WASHINGTON -- More than a year after the White House tried very publicly to remove him from office, L. William Seidman, the nation's senior bank regulator and a forcefully independent official, announced his resignation yesterday.
The departure of Mr. Seidman promises a dramatic change in the way Washington supervises the banking and savings and loan industries at a pivotal time.
In both style and substance, he has dominated the regulatory scene in recent years as a strong presence in Congress and with an alternately warm and cold and then warm again relationship with the administration since he was named chairman of the Federal Deposit Insurance Corp. in 1985.
The Bush administration has extensively relied upon his assessments of the health of the industry,his recommendations for healing the banks and the rapidly deteriorating bank insurance fund, and his skills to coax more money from Congress to rescue banks and savings associations.
For their part, the banks have found in him a powerful ally who early on rejected any efforts to roll back deposit insurance coverage.

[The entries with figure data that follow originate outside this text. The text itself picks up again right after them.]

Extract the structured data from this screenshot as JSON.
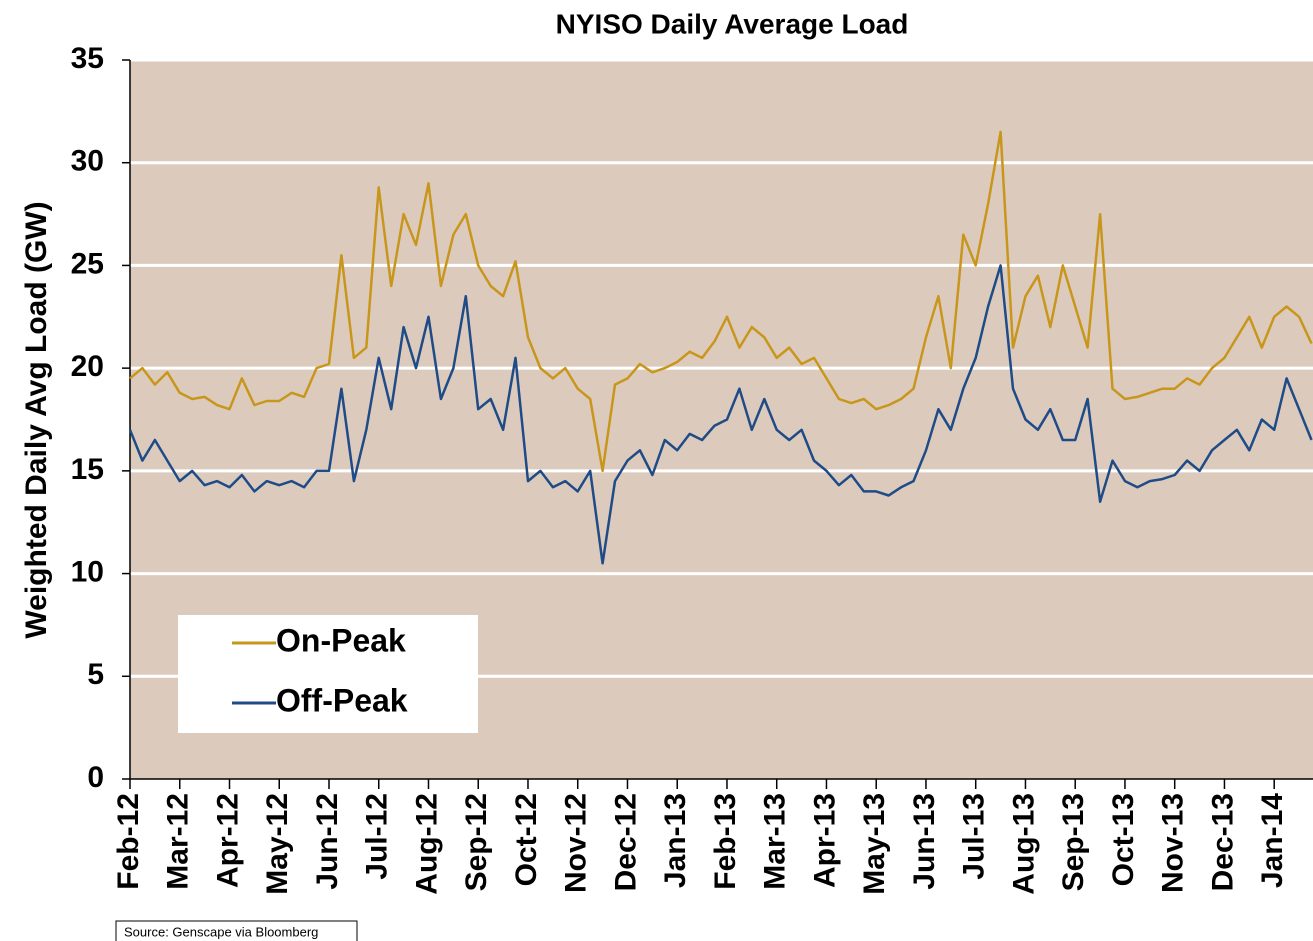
{
  "chart_data": {
    "type": "line",
    "title": "NYISO Daily Average Load",
    "y_label": "Weighted Daily Avg Load (GW)",
    "source": "Source: Genscape via Bloomberg",
    "x": [
      0,
      0.25,
      0.5,
      0.75,
      1,
      1.25,
      1.5,
      1.75,
      2,
      2.25,
      2.5,
      2.75,
      3,
      3.25,
      3.5,
      3.75,
      4,
      4.25,
      4.5,
      4.75,
      5,
      5.25,
      5.5,
      5.75,
      6,
      6.25,
      6.5,
      6.75,
      7,
      7.25,
      7.5,
      7.75,
      8,
      8.25,
      8.5,
      8.75,
      9,
      9.25,
      9.5,
      9.75,
      10,
      10.25,
      10.5,
      10.75,
      11,
      11.25,
      11.5,
      11.75,
      12,
      12.25,
      12.5,
      12.75,
      13,
      13.25,
      13.5,
      13.75,
      14,
      14.25,
      14.5,
      14.75,
      15,
      15.25,
      15.5,
      15.75,
      16,
      16.25,
      16.5,
      16.75,
      17,
      17.25,
      17.5,
      17.75,
      18,
      18.25,
      18.5,
      18.75,
      19,
      19.25,
      19.5,
      19.75,
      20,
      20.25,
      20.5,
      20.75,
      21,
      21.25,
      21.5,
      21.75,
      22,
      22.25,
      22.5,
      22.75,
      23,
      23.25,
      23.5,
      23.75
    ],
    "series": [
      {
        "name": "On-Peak",
        "color": "#c9961c",
        "values": [
          19.5,
          20,
          19.2,
          19.8,
          18.8,
          18.5,
          18.6,
          18.2,
          18,
          19.5,
          18.2,
          18.4,
          18.4,
          18.8,
          18.6,
          20,
          20.2,
          25.5,
          20.5,
          21,
          28.8,
          24,
          27.5,
          26,
          29,
          24,
          26.5,
          27.5,
          25,
          24,
          23.5,
          25.2,
          21.5,
          20,
          19.5,
          20,
          19,
          18.5,
          15,
          19.2,
          19.5,
          20.2,
          19.8,
          20,
          20.3,
          20.8,
          20.5,
          21.3,
          22.5,
          21,
          22,
          21.5,
          20.5,
          21,
          20.2,
          20.5,
          19.5,
          18.5,
          18.3,
          18.5,
          18,
          18.2,
          18.5,
          19,
          21.5,
          23.5,
          20,
          26.5,
          25,
          28,
          31.5,
          21,
          23.5,
          24.5,
          22,
          25,
          23,
          21,
          27.5,
          19,
          18.5,
          18.6,
          18.8,
          19,
          19,
          19.5,
          19.2,
          20,
          20.5,
          21.5,
          22.5,
          21,
          22.5,
          23,
          22.5,
          21.2
        ]
      },
      {
        "name": "Off-Peak",
        "color": "#1f4b87",
        "values": [
          17,
          15.5,
          16.5,
          15.5,
          14.5,
          15,
          14.3,
          14.5,
          14.2,
          14.8,
          14,
          14.5,
          14.3,
          14.5,
          14.2,
          15,
          15,
          19,
          14.5,
          17,
          20.5,
          18,
          22,
          20,
          22.5,
          18.5,
          20,
          23.5,
          18,
          18.5,
          17,
          20.5,
          14.5,
          15,
          14.2,
          14.5,
          14,
          15,
          10.5,
          14.5,
          15.5,
          16,
          14.8,
          16.5,
          16,
          16.8,
          16.5,
          17.2,
          17.5,
          19,
          17,
          18.5,
          17,
          16.5,
          17,
          15.5,
          15,
          14.3,
          14.8,
          14,
          14,
          13.8,
          14.2,
          14.5,
          16,
          18,
          17,
          19,
          20.5,
          23,
          25,
          19,
          17.5,
          17,
          18,
          16.5,
          16.5,
          18.5,
          13.5,
          15.5,
          14.5,
          14.2,
          14.5,
          14.6,
          14.8,
          15.5,
          15,
          16,
          16.5,
          17,
          16,
          17.5,
          17,
          19.5,
          18,
          16.5
        ]
      }
    ],
    "xlim": [
      0,
      23.78
    ],
    "xticks": [
      {
        "value": 0,
        "label": "Feb-12"
      },
      {
        "value": 1,
        "label": "Mar-12"
      },
      {
        "value": 2,
        "label": "Apr-12"
      },
      {
        "value": 3,
        "label": "May-12"
      },
      {
        "value": 4,
        "label": "Jun-12"
      },
      {
        "value": 5,
        "label": "Jul-12"
      },
      {
        "value": 6,
        "label": "Aug-12"
      },
      {
        "value": 7,
        "label": "Sep-12"
      },
      {
        "value": 8,
        "label": "Oct-12"
      },
      {
        "value": 9,
        "label": "Nov-12"
      },
      {
        "value": 10,
        "label": "Dec-12"
      },
      {
        "value": 11,
        "label": "Jan-13"
      },
      {
        "value": 12,
        "label": "Feb-13"
      },
      {
        "value": 13,
        "label": "Mar-13"
      },
      {
        "value": 14,
        "label": "Apr-13"
      },
      {
        "value": 15,
        "label": "May-13"
      },
      {
        "value": 16,
        "label": "Jun-13"
      },
      {
        "value": 17,
        "label": "Jul-13"
      },
      {
        "value": 18,
        "label": "Aug-13"
      },
      {
        "value": 19,
        "label": "Sep-13"
      },
      {
        "value": 20,
        "label": "Oct-13"
      },
      {
        "value": 21,
        "label": "Nov-13"
      },
      {
        "value": 22,
        "label": "Dec-13"
      },
      {
        "value": 23,
        "label": "Jan-14"
      }
    ],
    "ylim": [
      0,
      35
    ],
    "yticks": [
      0,
      5,
      10,
      15,
      20,
      25,
      30,
      35
    ],
    "grid": true,
    "background": "#dccbbd"
  }
}
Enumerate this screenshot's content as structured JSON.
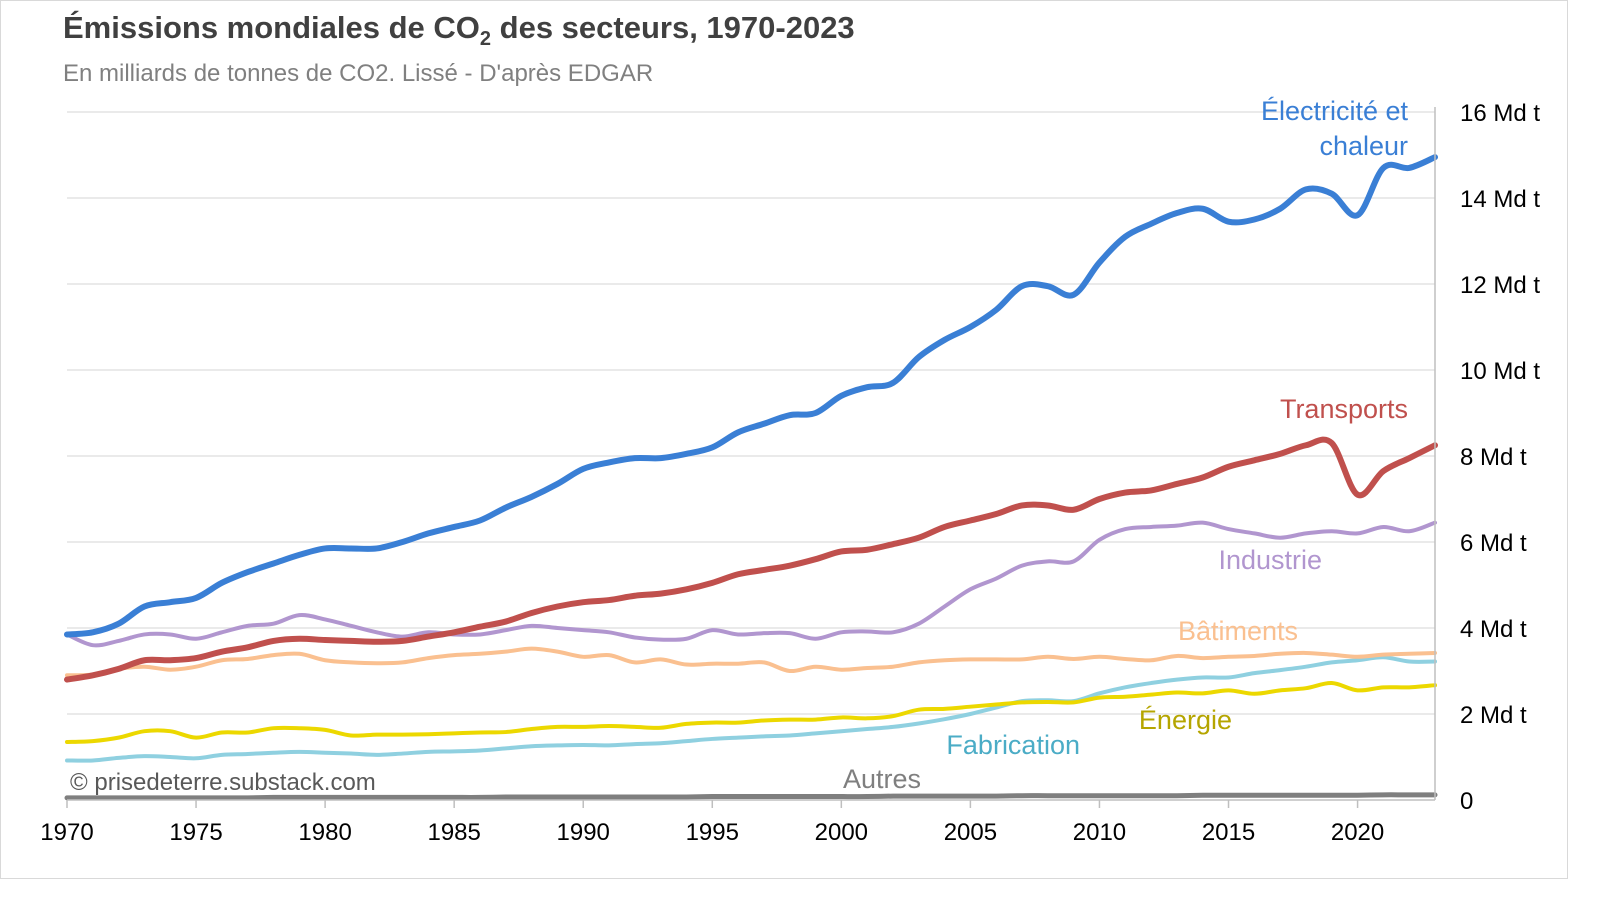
{
  "title_main": "Émissions mondiales de CO",
  "title_sub": "2",
  "title_rest": " des secteurs, 1970-2023",
  "subtitle": "En milliards de tonnes de CO2. Lissé - D'après EDGAR",
  "copyright": "© prisedeterre.substack.com",
  "chart_data": {
    "type": "line",
    "title": "Émissions mondiales de CO2 des secteurs, 1970-2023",
    "subtitle": "En milliards de tonnes de CO2. Lissé - D'après EDGAR",
    "xlabel": "",
    "ylabel": "",
    "xlim": [
      1970,
      2023
    ],
    "ylim": [
      0,
      16
    ],
    "grid": true,
    "x_ticks": [
      "1970",
      "1975",
      "1980",
      "1985",
      "1990",
      "1995",
      "2000",
      "2005",
      "2010",
      "2015",
      "2020"
    ],
    "y_ticks": [
      "0",
      "2 Md t",
      "4 Md t",
      "6 Md t",
      "8 Md t",
      "10 Md t",
      "12 Md t",
      "14 Md t",
      "16 Md t"
    ],
    "x": [
      1970,
      1971,
      1972,
      1973,
      1974,
      1975,
      1976,
      1977,
      1978,
      1979,
      1980,
      1981,
      1982,
      1983,
      1984,
      1985,
      1986,
      1987,
      1988,
      1989,
      1990,
      1991,
      1992,
      1993,
      1994,
      1995,
      1996,
      1997,
      1998,
      1999,
      2000,
      2001,
      2002,
      2003,
      2004,
      2005,
      2006,
      2007,
      2008,
      2009,
      2010,
      2011,
      2012,
      2013,
      2014,
      2015,
      2016,
      2017,
      2018,
      2019,
      2020,
      2021,
      2022,
      2023
    ],
    "series": [
      {
        "name": "Électricité et",
        "name2": "chaleur",
        "color": "#3a7fd5",
        "width": 6,
        "values": [
          3.85,
          3.9,
          4.1,
          4.5,
          4.6,
          4.7,
          5.05,
          5.3,
          5.5,
          5.7,
          5.85,
          5.85,
          5.85,
          6.0,
          6.2,
          6.35,
          6.5,
          6.8,
          7.05,
          7.35,
          7.7,
          7.85,
          7.95,
          7.95,
          8.05,
          8.2,
          8.55,
          8.75,
          8.95,
          9.0,
          9.4,
          9.6,
          9.7,
          10.3,
          10.7,
          11.0,
          11.4,
          11.95,
          11.95,
          11.75,
          12.5,
          13.1,
          13.4,
          13.65,
          13.75,
          13.45,
          13.5,
          13.75,
          14.2,
          14.1,
          13.6,
          14.7,
          14.7,
          14.95
        ]
      },
      {
        "name": "Transports",
        "color": "#c0504d",
        "width": 6,
        "values": [
          2.8,
          2.9,
          3.05,
          3.25,
          3.25,
          3.3,
          3.45,
          3.55,
          3.7,
          3.75,
          3.72,
          3.7,
          3.68,
          3.7,
          3.8,
          3.9,
          4.03,
          4.15,
          4.35,
          4.5,
          4.6,
          4.65,
          4.75,
          4.8,
          4.9,
          5.05,
          5.25,
          5.35,
          5.45,
          5.6,
          5.78,
          5.82,
          5.95,
          6.1,
          6.35,
          6.5,
          6.65,
          6.85,
          6.85,
          6.75,
          7.0,
          7.15,
          7.2,
          7.35,
          7.5,
          7.75,
          7.9,
          8.05,
          8.25,
          8.3,
          7.1,
          7.65,
          7.95,
          8.25
        ]
      },
      {
        "name": "Industrie",
        "color": "#b196cf",
        "width": 4,
        "values": [
          3.85,
          3.6,
          3.7,
          3.85,
          3.85,
          3.75,
          3.9,
          4.05,
          4.1,
          4.3,
          4.2,
          4.05,
          3.9,
          3.8,
          3.9,
          3.85,
          3.85,
          3.95,
          4.05,
          4.0,
          3.95,
          3.9,
          3.78,
          3.73,
          3.75,
          3.95,
          3.85,
          3.88,
          3.88,
          3.75,
          3.9,
          3.92,
          3.9,
          4.1,
          4.5,
          4.9,
          5.15,
          5.45,
          5.55,
          5.55,
          6.05,
          6.3,
          6.35,
          6.38,
          6.45,
          6.3,
          6.2,
          6.1,
          6.2,
          6.25,
          6.2,
          6.35,
          6.25,
          6.45
        ]
      },
      {
        "name": "Bâtiments",
        "color": "#fac090",
        "width": 4,
        "values": [
          2.9,
          2.92,
          3.05,
          3.1,
          3.03,
          3.1,
          3.25,
          3.28,
          3.37,
          3.4,
          3.25,
          3.2,
          3.18,
          3.2,
          3.3,
          3.37,
          3.4,
          3.45,
          3.52,
          3.45,
          3.33,
          3.37,
          3.2,
          3.27,
          3.15,
          3.17,
          3.17,
          3.2,
          3.0,
          3.1,
          3.03,
          3.07,
          3.1,
          3.2,
          3.25,
          3.27,
          3.27,
          3.27,
          3.33,
          3.28,
          3.33,
          3.28,
          3.25,
          3.35,
          3.3,
          3.33,
          3.35,
          3.4,
          3.42,
          3.38,
          3.33,
          3.38,
          3.4,
          3.42
        ]
      },
      {
        "name": "Énergie",
        "color": "#ecd800",
        "label_color": "#b5a500",
        "width": 4,
        "values": [
          1.35,
          1.37,
          1.45,
          1.6,
          1.6,
          1.45,
          1.57,
          1.57,
          1.67,
          1.67,
          1.63,
          1.5,
          1.52,
          1.52,
          1.53,
          1.55,
          1.57,
          1.58,
          1.65,
          1.7,
          1.7,
          1.72,
          1.7,
          1.68,
          1.77,
          1.8,
          1.8,
          1.85,
          1.87,
          1.87,
          1.92,
          1.9,
          1.95,
          2.1,
          2.12,
          2.17,
          2.22,
          2.27,
          2.28,
          2.27,
          2.38,
          2.4,
          2.45,
          2.5,
          2.48,
          2.55,
          2.47,
          2.55,
          2.6,
          2.72,
          2.55,
          2.62,
          2.62,
          2.67
        ]
      },
      {
        "name": "Fabrication",
        "color": "#8fd0e0",
        "label_color": "#4bacc6",
        "width": 4,
        "values": [
          0.92,
          0.92,
          0.98,
          1.02,
          1.0,
          0.97,
          1.05,
          1.07,
          1.1,
          1.12,
          1.1,
          1.08,
          1.05,
          1.08,
          1.12,
          1.13,
          1.15,
          1.2,
          1.25,
          1.27,
          1.28,
          1.27,
          1.3,
          1.32,
          1.37,
          1.42,
          1.45,
          1.48,
          1.5,
          1.55,
          1.6,
          1.65,
          1.7,
          1.78,
          1.88,
          2.0,
          2.15,
          2.3,
          2.32,
          2.3,
          2.48,
          2.62,
          2.72,
          2.8,
          2.85,
          2.85,
          2.95,
          3.02,
          3.1,
          3.2,
          3.25,
          3.32,
          3.22,
          3.22
        ]
      },
      {
        "name": "Autres",
        "color": "#7f7f7f",
        "width": 5,
        "values": [
          0.05,
          0.05,
          0.05,
          0.05,
          0.05,
          0.05,
          0.05,
          0.05,
          0.06,
          0.06,
          0.06,
          0.06,
          0.06,
          0.06,
          0.06,
          0.06,
          0.06,
          0.07,
          0.07,
          0.07,
          0.07,
          0.07,
          0.07,
          0.07,
          0.07,
          0.08,
          0.08,
          0.08,
          0.08,
          0.08,
          0.08,
          0.08,
          0.09,
          0.09,
          0.09,
          0.09,
          0.09,
          0.1,
          0.1,
          0.1,
          0.1,
          0.1,
          0.1,
          0.1,
          0.11,
          0.11,
          0.11,
          0.11,
          0.11,
          0.11,
          0.11,
          0.12,
          0.12,
          0.12
        ]
      }
    ]
  }
}
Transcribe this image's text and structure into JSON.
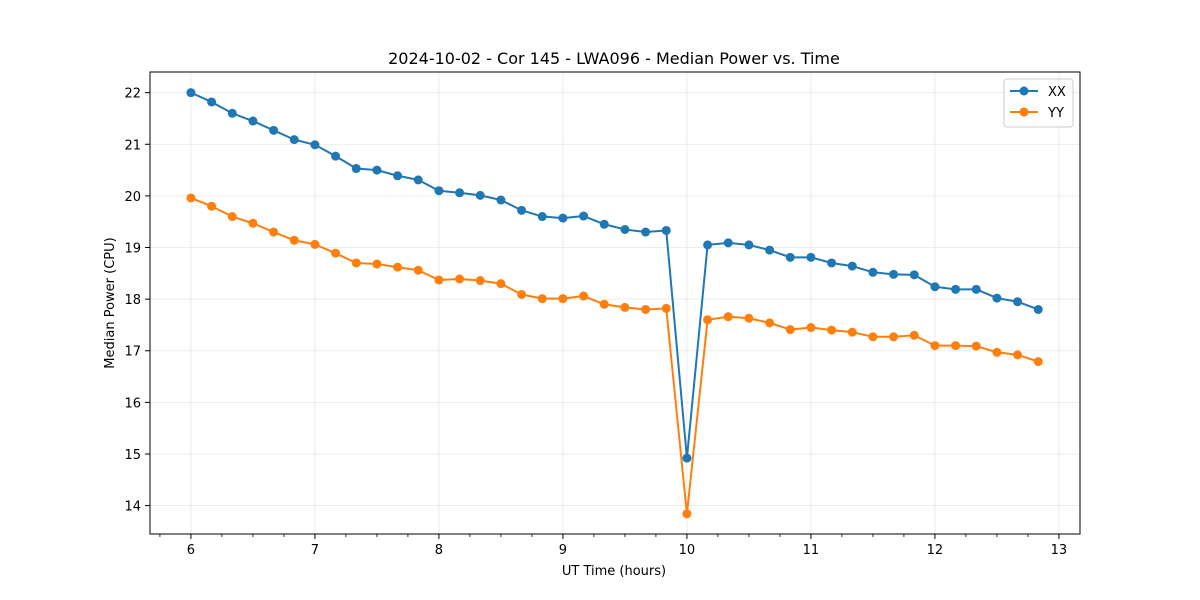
{
  "chart_data": {
    "type": "line",
    "title": "2024-10-02 - Cor 145 - LWA096 - Median Power vs. Time",
    "xlabel": "UT Time (hours)",
    "ylabel": "Median Power (CPU)",
    "xlim": [
      5.67,
      13.17
    ],
    "ylim": [
      13.45,
      22.4
    ],
    "xticks": [
      6,
      7,
      8,
      9,
      10,
      11,
      12,
      13
    ],
    "yticks": [
      14,
      15,
      16,
      17,
      18,
      19,
      20,
      21,
      22
    ],
    "grid": true,
    "legend_position": "top-right",
    "x": [
      6.0,
      6.1667,
      6.3333,
      6.5,
      6.6667,
      6.8333,
      7.0,
      7.1667,
      7.3333,
      7.5,
      7.6667,
      7.8333,
      8.0,
      8.1667,
      8.3333,
      8.5,
      8.6667,
      8.8333,
      9.0,
      9.1667,
      9.3333,
      9.5,
      9.6667,
      9.8333,
      10.0,
      10.1667,
      10.3333,
      10.5,
      10.6667,
      10.8333,
      11.0,
      11.1667,
      11.3333,
      11.5,
      11.6667,
      11.8333,
      12.0,
      12.1667,
      12.3333,
      12.5,
      12.6667,
      12.8333
    ],
    "series": [
      {
        "name": "XX",
        "color": "#1f77b4",
        "values": [
          22.0,
          21.82,
          21.6,
          21.45,
          21.27,
          21.09,
          20.99,
          20.77,
          20.53,
          20.5,
          20.39,
          20.31,
          20.1,
          20.06,
          20.01,
          19.92,
          19.72,
          19.6,
          19.57,
          19.61,
          19.45,
          19.35,
          19.3,
          19.33,
          14.92,
          19.05,
          19.09,
          19.05,
          18.95,
          18.81,
          18.81,
          18.7,
          18.64,
          18.52,
          18.48,
          18.47,
          18.24,
          18.19,
          18.19,
          18.02,
          17.95,
          17.8
        ]
      },
      {
        "name": "YY",
        "color": "#ff7f0e",
        "values": [
          19.96,
          19.8,
          19.6,
          19.47,
          19.3,
          19.14,
          19.06,
          18.89,
          18.7,
          18.68,
          18.62,
          18.56,
          18.37,
          18.39,
          18.36,
          18.3,
          18.09,
          18.01,
          18.01,
          18.06,
          17.9,
          17.84,
          17.8,
          17.82,
          13.84,
          17.6,
          17.66,
          17.63,
          17.54,
          17.41,
          17.45,
          17.4,
          17.36,
          17.27,
          17.27,
          17.3,
          17.1,
          17.1,
          17.09,
          16.97,
          16.92,
          16.79
        ]
      }
    ]
  }
}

In a four-sentence letter sent to President Bush yesterday, Mr. Seidman, 70, said that he would step down Oct. 16, at the end of his terms as chairman of both the FDIC, which oversees the nation's banks, and the Resolution Trust Corp., the agency created in 1989 to manage the savings and loan bailout.
His resignation, which had been expected for some time, lays to rest speculation that he might seek to stay longer. President Bush has not decided who will succeed Mr. Seidman, although officials said that William Taylor, the senior banking regulator at the Federal Reserve Board, was the leading candidate to head the FDIC.